Barely a week after Walt Disney's (DIS -1.65%) studios earned the honor of being the fastest in history to earn $5 billion at the worldwide box office, Finding Dory set the all-time record for U.S. grosses for an animated movie.

Less than five weeks into its release, Finding Dory came into Monday having earned $445.5 million at the U.S. box office. That tops DreamWorks Animation's Shrek 2, which moves to second at $441.2 million in U.S. earnings. Disney's The Lion King ranks third on the all-time list, with $422.8 million in domestic grosses.

As impressive as Dory's performance has been, it's no outlier. Disney brands have been winning at the box office all year. According to Box Office Mojo, films distributed by the House of Mouse have accounted for 31.3% of domestic receipts through July 17. And that's just for 10 films. Second-ranked Twenty-First Century Fox (FOXA) has distributed 14 movies, accounting for 16.5% of receipts, while third-place Time Warner (TWX) has distributed 22 movies, accounting for an even 14% of the U.S. box office.

Does it matter?

Investors should think more of this. Instead, Disney stock is down about 4.6% year to date. The benchmark S&P 500 index is up more than 6% over the same period, which seems grossly unfair.

Consider recent history.
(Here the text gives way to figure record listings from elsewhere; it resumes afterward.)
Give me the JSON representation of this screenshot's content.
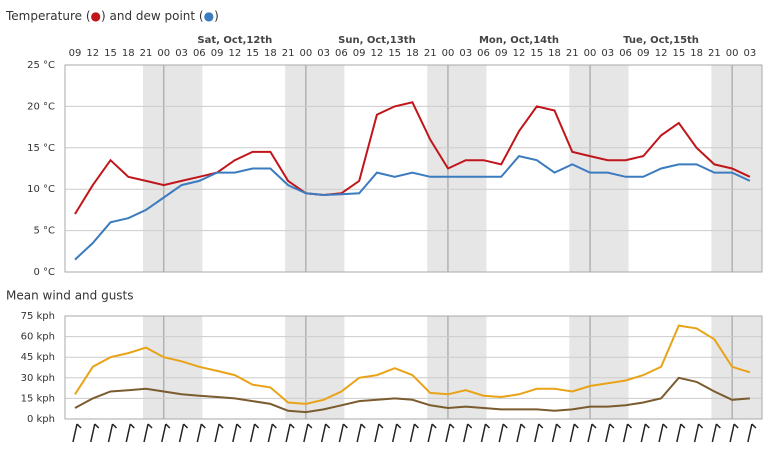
{
  "chart_data": [
    {
      "type": "line",
      "title": "Temperature (●) and dew point (●)",
      "categories": [
        "09",
        "12",
        "15",
        "18",
        "21",
        "00",
        "03",
        "06",
        "09",
        "12",
        "15",
        "18",
        "21",
        "00",
        "03",
        "06",
        "09",
        "12",
        "15",
        "18",
        "21",
        "00",
        "03",
        "06",
        "09",
        "12",
        "15",
        "18",
        "21",
        "00",
        "03",
        "06",
        "09",
        "12",
        "15",
        "18",
        "21",
        "00",
        "03"
      ],
      "day_labels": [
        "Sat, Oct,12th",
        "Sun, Oct,13th",
        "Mon, Oct,14th",
        "Tue, Oct,15th"
      ],
      "series": [
        {
          "name": "Temperature",
          "color": "#c0161b",
          "values": [
            7,
            10.5,
            13.5,
            11.5,
            11,
            10.5,
            11,
            11.5,
            12,
            13.5,
            14.5,
            14.5,
            11,
            9.5,
            9.3,
            9.5,
            11,
            19,
            20,
            20.5,
            16,
            12.5,
            13.5,
            13.5,
            13,
            17,
            20,
            19.5,
            14.5,
            14,
            13.5,
            13.5,
            14,
            16.5,
            18,
            15,
            13,
            12.5,
            11.5
          ]
        },
        {
          "name": "dew point",
          "color": "#3b7bbf",
          "values": [
            1.5,
            3.5,
            6,
            6.5,
            7.5,
            9,
            10.5,
            11,
            12,
            12,
            12.5,
            12.5,
            10.5,
            9.5,
            9.3,
            9.4,
            9.5,
            12,
            11.5,
            12,
            11.5,
            11.5,
            11.5,
            11.5,
            11.5,
            14,
            13.5,
            12,
            13,
            12,
            12,
            11.5,
            11.5,
            12.5,
            13,
            13,
            12,
            12,
            11
          ]
        }
      ],
      "ylim": [
        0,
        25
      ],
      "yticks": [
        {
          "value": 0,
          "label": "0 °C"
        },
        {
          "value": 5,
          "label": "5 °C"
        },
        {
          "value": 10,
          "label": "10 °C"
        },
        {
          "value": 15,
          "label": "15 °C"
        },
        {
          "value": 20,
          "label": "20 °C"
        },
        {
          "value": 25,
          "label": "25 °C"
        }
      ],
      "grid": true
    },
    {
      "type": "line",
      "title": "Mean wind and gusts",
      "series": [
        {
          "name": "gusts",
          "color": "#e8a317",
          "values": [
            18,
            38,
            45,
            48,
            52,
            45,
            42,
            38,
            35,
            32,
            25,
            23,
            12,
            11,
            14,
            20,
            30,
            32,
            37,
            32,
            19,
            18,
            21,
            17,
            16,
            18,
            22,
            22,
            20,
            24,
            26,
            28,
            32,
            38,
            68,
            66,
            58,
            38,
            34
          ]
        },
        {
          "name": "mean",
          "color": "#7a5c2e",
          "values": [
            8,
            15,
            20,
            21,
            22,
            20,
            18,
            17,
            16,
            15,
            13,
            11,
            6,
            5,
            7,
            10,
            13,
            14,
            15,
            14,
            10,
            8,
            9,
            8,
            7,
            7,
            7,
            6,
            7,
            9,
            9,
            10,
            12,
            15,
            30,
            27,
            20,
            14,
            15
          ]
        }
      ],
      "ylim": [
        0,
        75
      ],
      "yticks": [
        {
          "value": 0,
          "label": "0 kph"
        },
        {
          "value": 15,
          "label": "15 kph"
        },
        {
          "value": 30,
          "label": "30 kph"
        },
        {
          "value": 45,
          "label": "45 kph"
        },
        {
          "value": 60,
          "label": "60 kph"
        },
        {
          "value": 75,
          "label": "75 kph"
        }
      ],
      "grid": true
    }
  ]
}
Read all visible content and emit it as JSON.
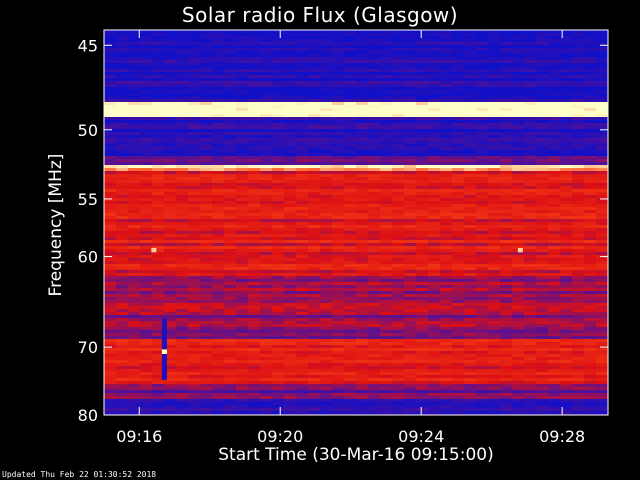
{
  "footer_text": "Updated Thu Feb 22 01:30:52 2018",
  "colors": {
    "background": "#000000",
    "axis": "#ffffff",
    "low": "#1010c8",
    "mid": "#c80000",
    "high": "#ffff80"
  },
  "chart_data": {
    "type": "heatmap",
    "title": "Solar radio Flux (Glasgow)",
    "xlabel": "Start Time (30-Mar-16 09:15:00)",
    "ylabel": "Frequency [MHz]",
    "x_ticks": [
      "09:16",
      "09:20",
      "09:24",
      "09:28"
    ],
    "x_tick_minutes": [
      16,
      20,
      24,
      28
    ],
    "x_range_minutes": [
      15.0,
      29.3
    ],
    "y_ticks": [
      45,
      50,
      55,
      60,
      70,
      80
    ],
    "y_range_mhz": [
      44.2,
      80.0
    ],
    "y_scale": "reciprocal",
    "colormap": "blue-red-yellow",
    "bands_mhz": [
      {
        "from": 44.2,
        "to": 48.2,
        "level": 0.08
      },
      {
        "from": 48.2,
        "to": 49.2,
        "level": 0.98
      },
      {
        "from": 49.2,
        "to": 51.8,
        "level": 0.1
      },
      {
        "from": 51.8,
        "to": 52.5,
        "level": 0.3
      },
      {
        "from": 52.5,
        "to": 52.9,
        "level": 0.95
      },
      {
        "from": 52.9,
        "to": 53.3,
        "level": 0.55
      },
      {
        "from": 53.3,
        "to": 62.0,
        "level": 0.55
      },
      {
        "from": 62.0,
        "to": 66.0,
        "level": 0.42
      },
      {
        "from": 66.0,
        "to": 69.0,
        "level": 0.38
      },
      {
        "from": 69.0,
        "to": 75.0,
        "level": 0.55
      },
      {
        "from": 75.0,
        "to": 77.5,
        "level": 0.3
      },
      {
        "from": 77.5,
        "to": 80.0,
        "level": 0.12
      }
    ],
    "features": [
      {
        "minute": 16.7,
        "from_mhz": 66.5,
        "to_mhz": 74.5,
        "level": 0.05
      },
      {
        "minute": 16.7,
        "from_mhz": 70.3,
        "to_mhz": 70.9,
        "level": 1.0
      },
      {
        "minute": 16.4,
        "from_mhz": 59.2,
        "to_mhz": 59.6,
        "level": 0.95
      },
      {
        "minute": 26.8,
        "from_mhz": 59.2,
        "to_mhz": 59.6,
        "level": 0.95
      }
    ]
  }
}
Last year, operating profit for Disney's Studio Entertainment business zoomed 45.1% on a 40.9% jump in domestic box-office receipts. As of this writing, Box Office Mojo has Disney tracking 63.5% ahead of its 2015 total.

With Marvel's latest, Doctor Strange, due in November and Rogue One: A Star Wars Story due just a month later, it's reasonable to think the Mouse can keep up with history and grow its 2016 Studio Entertainment operating income by 60% or more -- just the sort of news that should be pushing Disney stock higher than it trades for today.